4. Recruit suitable staff
Hiring staff who answer a firm’s skills demands – and fit in with its culture – is one of the hardest tasks that leaders ever undertake. Workers who do not feel comfortable with the workplace culture and their job responsibilities are more likely to feel disengaged, and symptoms of boredom are likely to arise. Instead of seeking staff who are talented in a number of different areas, hire talent that specialises in a particular field. That allows for employers to build a team of individuals with different skills that complement each other. It also makes clear the employee’s significance within the team and company. (Source)
5. Operate lean teams
Leaders must be active in structuring their company in a way that prevents talented employees from feeling lost in the crowd. One of the most effective ways of doing this is by building small and lean teams comprised of six to eight people. Dan Satterthwaite, head of human resources for Dreamworks Animation, believes that small teams are vital for fostering technological innovation and creativity, and that the method works for companies of all sizes. The studio has more 1,600 employees, but Satterthwaite explains that its lean working groups of around seven staff each enable the best visual output from each person, allowing colleagues to feel more comfortable about offering ideas and promoting greater engagement.

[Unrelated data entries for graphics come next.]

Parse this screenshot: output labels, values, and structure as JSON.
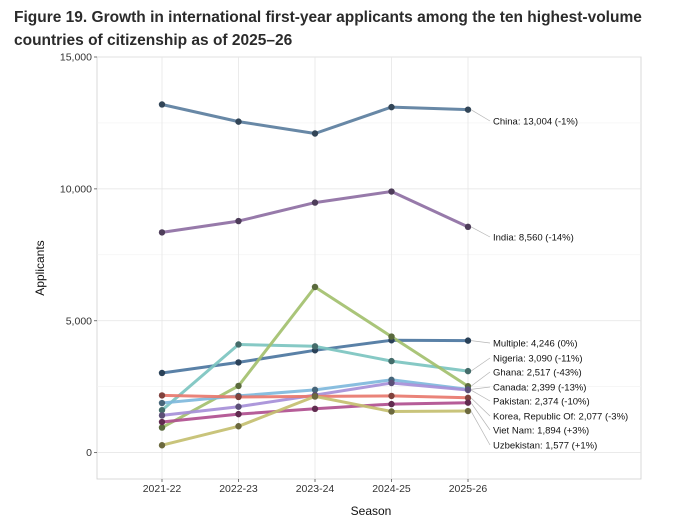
{
  "title": "Figure 19. Growth in international first-year applicants among the ten highest-volume countries of citizenship as of 2025–26",
  "chart_data": {
    "type": "line",
    "title": "Figure 19. Growth in international first-year applicants among the ten highest-volume countries of citizenship as of 2025–26",
    "xlabel": "Season",
    "ylabel": "Applicants",
    "categories": [
      "2021-22",
      "2022-23",
      "2023-24",
      "2024-25",
      "2025-26"
    ],
    "ylim": [
      -1000,
      15000
    ],
    "yticks": [
      0,
      5000,
      10000,
      15000
    ],
    "ytick_labels": [
      "0",
      "5,000",
      "10,000",
      "15,000"
    ],
    "grid": true,
    "series": [
      {
        "name": "China",
        "label": "China: 13,004 (-1%)",
        "color": "#5b7e9e",
        "values": [
          13200,
          12550,
          12100,
          13100,
          13004
        ]
      },
      {
        "name": "India",
        "label": "India: 8,560 (-14%)",
        "color": "#8e6fa3",
        "values": [
          8350,
          8780,
          9480,
          9900,
          8560
        ]
      },
      {
        "name": "Multiple",
        "label": "Multiple: 4,246 (0%)",
        "color": "#4c76a0",
        "values": [
          3020,
          3420,
          3880,
          4260,
          4246
        ]
      },
      {
        "name": "Nigeria",
        "label": "Nigeria: 3,090 (-11%)",
        "color": "#7cc4c0",
        "values": [
          1610,
          4100,
          4030,
          3470,
          3090
        ]
      },
      {
        "name": "Ghana",
        "label": "Ghana: 2,517 (-43%)",
        "color": "#a3c06e",
        "values": [
          950,
          2530,
          6280,
          4400,
          2517
        ]
      },
      {
        "name": "Canada",
        "label": "Canada: 2,399 (-13%)",
        "color": "#7fb8dc",
        "values": [
          1880,
          2150,
          2380,
          2760,
          2399
        ]
      },
      {
        "name": "Pakistan",
        "label": "Pakistan: 2,374 (-10%)",
        "color": "#a68fd8",
        "values": [
          1410,
          1740,
          2180,
          2640,
          2374
        ]
      },
      {
        "name": "Korea, Republic Of",
        "label": "Korea, Republic Of: 2,077 (-3%)",
        "color": "#e8786e",
        "values": [
          2170,
          2110,
          2130,
          2150,
          2077
        ]
      },
      {
        "name": "Viet Nam",
        "label": "Viet Nam: 1,894 (+3%)",
        "color": "#b04f8f",
        "values": [
          1160,
          1460,
          1660,
          1840,
          1894
        ]
      },
      {
        "name": "Uzbekistan",
        "label": "Uzbekistan: 1,577 (+1%)",
        "color": "#c4bf70",
        "values": [
          280,
          1000,
          2130,
          1560,
          1577
        ]
      }
    ]
  }
}
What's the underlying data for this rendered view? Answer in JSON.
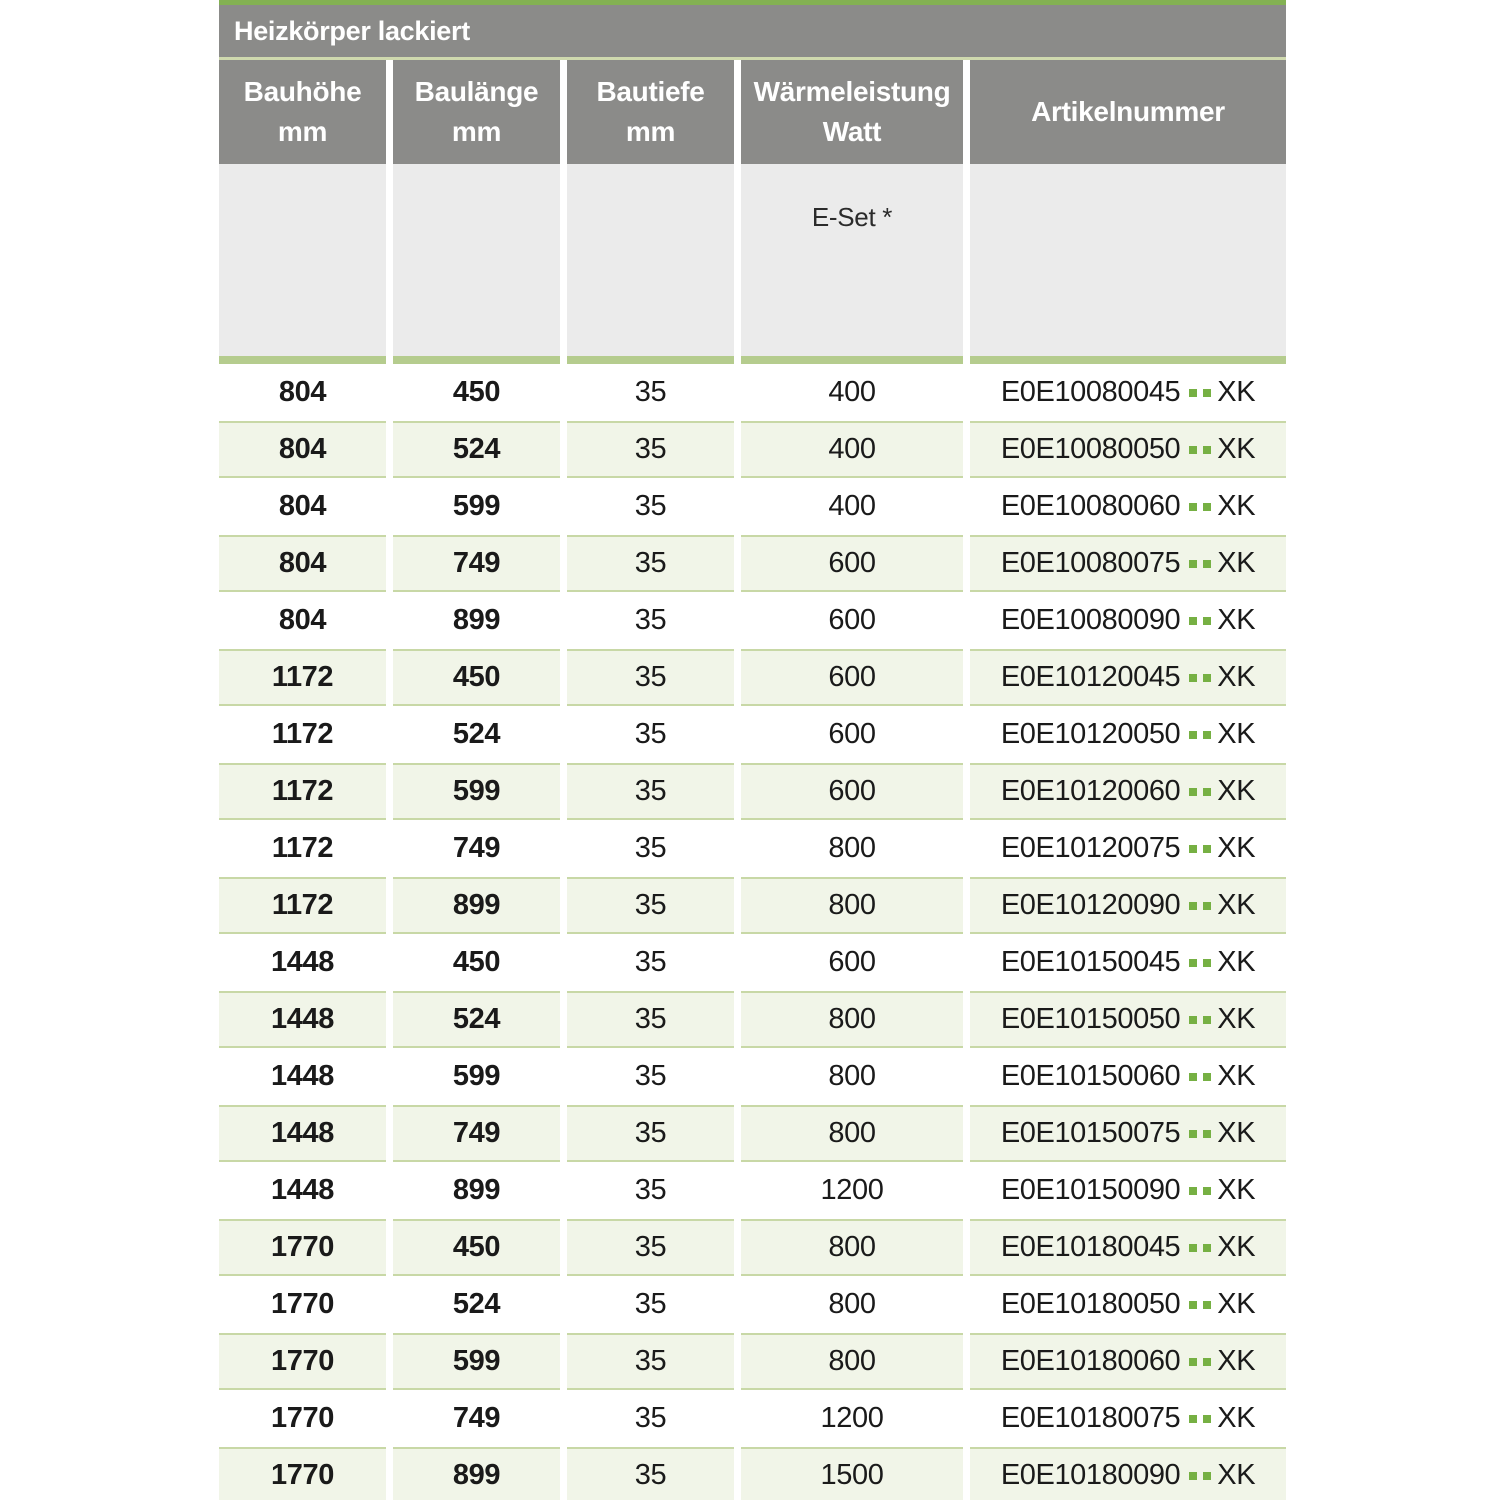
{
  "table": {
    "title": "Heizkörper lackiert",
    "columns": [
      {
        "line1": "Bauhöhe",
        "line2": "mm"
      },
      {
        "line1": "Baulänge",
        "line2": "mm"
      },
      {
        "line1": "Bautiefe",
        "line2": "mm"
      },
      {
        "line1": "Wärmeleistung",
        "line2": "Watt"
      },
      {
        "line1": "Artikelnummer",
        "line2": ""
      }
    ],
    "subheader": {
      "e_set_label": "E-Set *"
    },
    "artikel_placeholder_dots": 2,
    "rows": [
      {
        "bauhoehe": "804",
        "baulaenge": "450",
        "bautiefe": "35",
        "watt": "400",
        "artikel": "E0E10080045",
        "suffix": "XK"
      },
      {
        "bauhoehe": "804",
        "baulaenge": "524",
        "bautiefe": "35",
        "watt": "400",
        "artikel": "E0E10080050",
        "suffix": "XK"
      },
      {
        "bauhoehe": "804",
        "baulaenge": "599",
        "bautiefe": "35",
        "watt": "400",
        "artikel": "E0E10080060",
        "suffix": "XK"
      },
      {
        "bauhoehe": "804",
        "baulaenge": "749",
        "bautiefe": "35",
        "watt": "600",
        "artikel": "E0E10080075",
        "suffix": "XK"
      },
      {
        "bauhoehe": "804",
        "baulaenge": "899",
        "bautiefe": "35",
        "watt": "600",
        "artikel": "E0E10080090",
        "suffix": "XK"
      },
      {
        "bauhoehe": "1172",
        "baulaenge": "450",
        "bautiefe": "35",
        "watt": "600",
        "artikel": "E0E10120045",
        "suffix": "XK"
      },
      {
        "bauhoehe": "1172",
        "baulaenge": "524",
        "bautiefe": "35",
        "watt": "600",
        "artikel": "E0E10120050",
        "suffix": "XK"
      },
      {
        "bauhoehe": "1172",
        "baulaenge": "599",
        "bautiefe": "35",
        "watt": "600",
        "artikel": "E0E10120060",
        "suffix": "XK"
      },
      {
        "bauhoehe": "1172",
        "baulaenge": "749",
        "bautiefe": "35",
        "watt": "800",
        "artikel": "E0E10120075",
        "suffix": "XK"
      },
      {
        "bauhoehe": "1172",
        "baulaenge": "899",
        "bautiefe": "35",
        "watt": "800",
        "artikel": "E0E10120090",
        "suffix": "XK"
      },
      {
        "bauhoehe": "1448",
        "baulaenge": "450",
        "bautiefe": "35",
        "watt": "600",
        "artikel": "E0E10150045",
        "suffix": "XK"
      },
      {
        "bauhoehe": "1448",
        "baulaenge": "524",
        "bautiefe": "35",
        "watt": "800",
        "artikel": "E0E10150050",
        "suffix": "XK"
      },
      {
        "bauhoehe": "1448",
        "baulaenge": "599",
        "bautiefe": "35",
        "watt": "800",
        "artikel": "E0E10150060",
        "suffix": "XK"
      },
      {
        "bauhoehe": "1448",
        "baulaenge": "749",
        "bautiefe": "35",
        "watt": "800",
        "artikel": "E0E10150075",
        "suffix": "XK"
      },
      {
        "bauhoehe": "1448",
        "baulaenge": "899",
        "bautiefe": "35",
        "watt": "1200",
        "artikel": "E0E10150090",
        "suffix": "XK"
      },
      {
        "bauhoehe": "1770",
        "baulaenge": "450",
        "bautiefe": "35",
        "watt": "800",
        "artikel": "E0E10180045",
        "suffix": "XK"
      },
      {
        "bauhoehe": "1770",
        "baulaenge": "524",
        "bautiefe": "35",
        "watt": "800",
        "artikel": "E0E10180050",
        "suffix": "XK"
      },
      {
        "bauhoehe": "1770",
        "baulaenge": "599",
        "bautiefe": "35",
        "watt": "800",
        "artikel": "E0E10180060",
        "suffix": "XK"
      },
      {
        "bauhoehe": "1770",
        "baulaenge": "749",
        "bautiefe": "35",
        "watt": "1200",
        "artikel": "E0E10180075",
        "suffix": "XK"
      },
      {
        "bauhoehe": "1770",
        "baulaenge": "899",
        "bautiefe": "35",
        "watt": "1500",
        "artikel": "E0E10180090",
        "suffix": "XK"
      }
    ]
  },
  "colors": {
    "accent_green": "#83b152",
    "header_gray": "#8b8b89",
    "subheader_gray": "#ebebeb",
    "divider_green": "#b5cc8e",
    "row_tint_green": "#f1f5e8",
    "row_border_green": "#c8d8a6",
    "dot_green": "#76b043",
    "header_text": "#ffffff",
    "body_text": "#1a1a1a"
  }
}
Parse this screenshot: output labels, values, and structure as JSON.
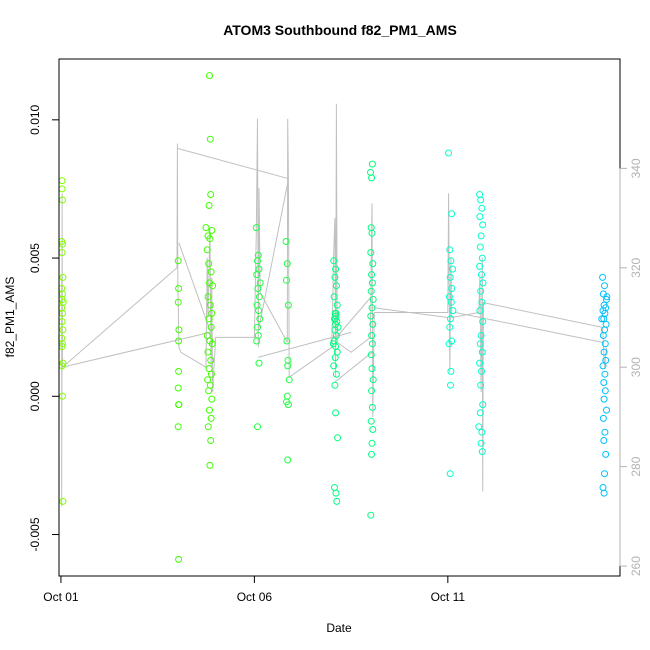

6. Encourage an open office culture
Managers should encourage staff to speak openly about their work issues and concerns. De Rond – who spent six weeks studying military surgeons at Camp Bastion in Afghanistan – found that it is necessary for workplaces to engineer a culture of “psychological safety” in which “it’s okay to ask questions”. The onus is on bosses to urge staff to be honest about their feelings towards their jobs. As De Rond explained, allowing employees to air the doubts and anxieties they have when they are bored is “a very frightening thing” for organisations to do, but will ultimately pay dividends.